Per raccontare Alba a un forestiero non c’è luogo migliore di via Teobaldo Calissano. Il liceo Classico Govone, che fu fondamentale per la formazione di Beppe Fenoglio, la chiesa più antica del territorio: San Domenico, il tempio degli albesi, restaurato grazie a Famija Albeisa, un barbiere old style, il caffè Teatro, l’Osteria Era Nuova.
Poco più in là il Seminario e, a fare da collante, il Teatro Sociale Giorgio Busca, il teatro degli albesi. È questo, forse, l’angolo più vero dell’albesità che regge alle catene delle multinazionali, al rinnovamento che omologa tutto e trasforma ogni città in una insipida fotocopia.
Al centro di questa piccola, ma significativa, porzione di città è il nostro teatro, che giustamente viene celebrato in questi giorni dall’amministrazione albese, perché non è scontato avere, in una città di poco più di 30 mila abitanti un teatro unico in Europa e, più in generale, un teatro.
A lungo Alba rischiò di perdere questo importante presidio di cultura che oggi diamo per scontato, ma che ribadisco, scontato non è.
Le anime di questo scrigno meraviglioso sono Simonetta Pavese e Mario Brucato, molto più che due dipendenti comunali, amano questo teatro e ne conoscono ogni centimetro. Sono i custodi di un grande patrimonio.
Quando qualche amico viene a trovarmi ad Alba da lontane città d’Italia o d’Europa, la prima cosa che faccio è andare a vedere se per caso Simonetta e Mario sono in teatro, perché ritengo che nessun luogo possa raccontare Alba come il “Giorgio Busca”, risorto dalle ceneri, come una fenice, più volte.
La nascita del Teatro Sociale di Alba risale al 1855, in pieno clima risorgimentale. Fu costruito per volontà di un gruppo di cittadini illuminati, desiderosi di dotare la città di uno spazio dedicato alle arti sceniche, allora simbolo di progresso sociale e di apertura verso il mondo. Il teatro divenne presto uno dei principali punti di riferimento culturali della zona, attirando compagnie teatrali, artisti e un pubblico eterogeneo, affamato di spettacoli e novità.

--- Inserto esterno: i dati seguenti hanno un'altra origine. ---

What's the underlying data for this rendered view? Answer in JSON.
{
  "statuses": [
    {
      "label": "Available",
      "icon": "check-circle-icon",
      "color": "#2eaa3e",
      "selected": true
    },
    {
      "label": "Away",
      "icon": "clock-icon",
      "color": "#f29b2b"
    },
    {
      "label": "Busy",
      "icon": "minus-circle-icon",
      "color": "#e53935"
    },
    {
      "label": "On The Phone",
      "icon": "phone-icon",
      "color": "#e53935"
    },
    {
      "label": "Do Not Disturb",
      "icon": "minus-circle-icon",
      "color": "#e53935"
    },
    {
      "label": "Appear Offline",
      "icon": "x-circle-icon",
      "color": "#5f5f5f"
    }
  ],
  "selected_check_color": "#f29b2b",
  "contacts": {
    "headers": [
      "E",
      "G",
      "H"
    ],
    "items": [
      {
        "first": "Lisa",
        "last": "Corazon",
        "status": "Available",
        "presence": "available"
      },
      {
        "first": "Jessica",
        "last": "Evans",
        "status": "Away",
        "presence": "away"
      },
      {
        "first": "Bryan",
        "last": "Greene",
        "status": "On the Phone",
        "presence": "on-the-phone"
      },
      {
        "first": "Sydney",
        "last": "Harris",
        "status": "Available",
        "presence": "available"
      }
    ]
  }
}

L’edificio, caratterizzato da una facciata sobria ma elegante, rappresenta uno splendido esempio di architettura ottocentesca. All’interno, la sala a ferro di cavallo, decorata con stucchi e affreschi, trasmette ancora oggi il fascino delle grandi serate d’altri tempi. Col tempo, il teatro ha conosciuto diverse ristrutturazioni, necessarie per restare al passo con le esigenze tecniche e di sicurezza, senza mai tradire la propria identità storica e artistica.
Nel corso dei decenni, il Teatro Sociale di Alba ha ospitato spettacoli teatrali, concerti, conferenze, proiezioni cinematografiche e molte altre iniziative, diventando un punto d’incontro per generazioni di albesi. Dai grandi nomi della prosa italiana ai giovani talenti locali, il palcoscenico del Sociale è stato – e continua a essere – una palestra di cultura e creatività.
Grande animatore fu Enrico Serafino a cui mi univa una profonda amicizia e che fu tra i protagonisti della rinascita del Teatro Sociale che mise le basi durante le sindacature di Tomaso Zanoletti e si concretizzò nei due mandati di Enzo Demaria.
Fu un grande lavoro collettivo contro quei, a dire il vero pochi, che pensavano Alba potesse fare a meno di un teatro.
Ne parleremo questa sera alle 18.30 in un incontro da non perdere che avrò l’onore di moderare in cui con il sindaco Alberto Gatto, il senatore Tomaso Zanoletti, il dottor Francesco D’Agostino, gli architetti Ugo Dellapiana e Guido Caminiti, con l’ingegner Giuseppe Gobino e Marino Busca andranno a raccontare la rinascita del Teatro Sociale.
Una rinascita che va di pari passo con quella della città e che fa del Teatro Sociale uno dei luoghi di cultura più vivi, animati e importanti del Piemonte, un teatro unico in Europa di cui andare fieri e da difendere e tutelare.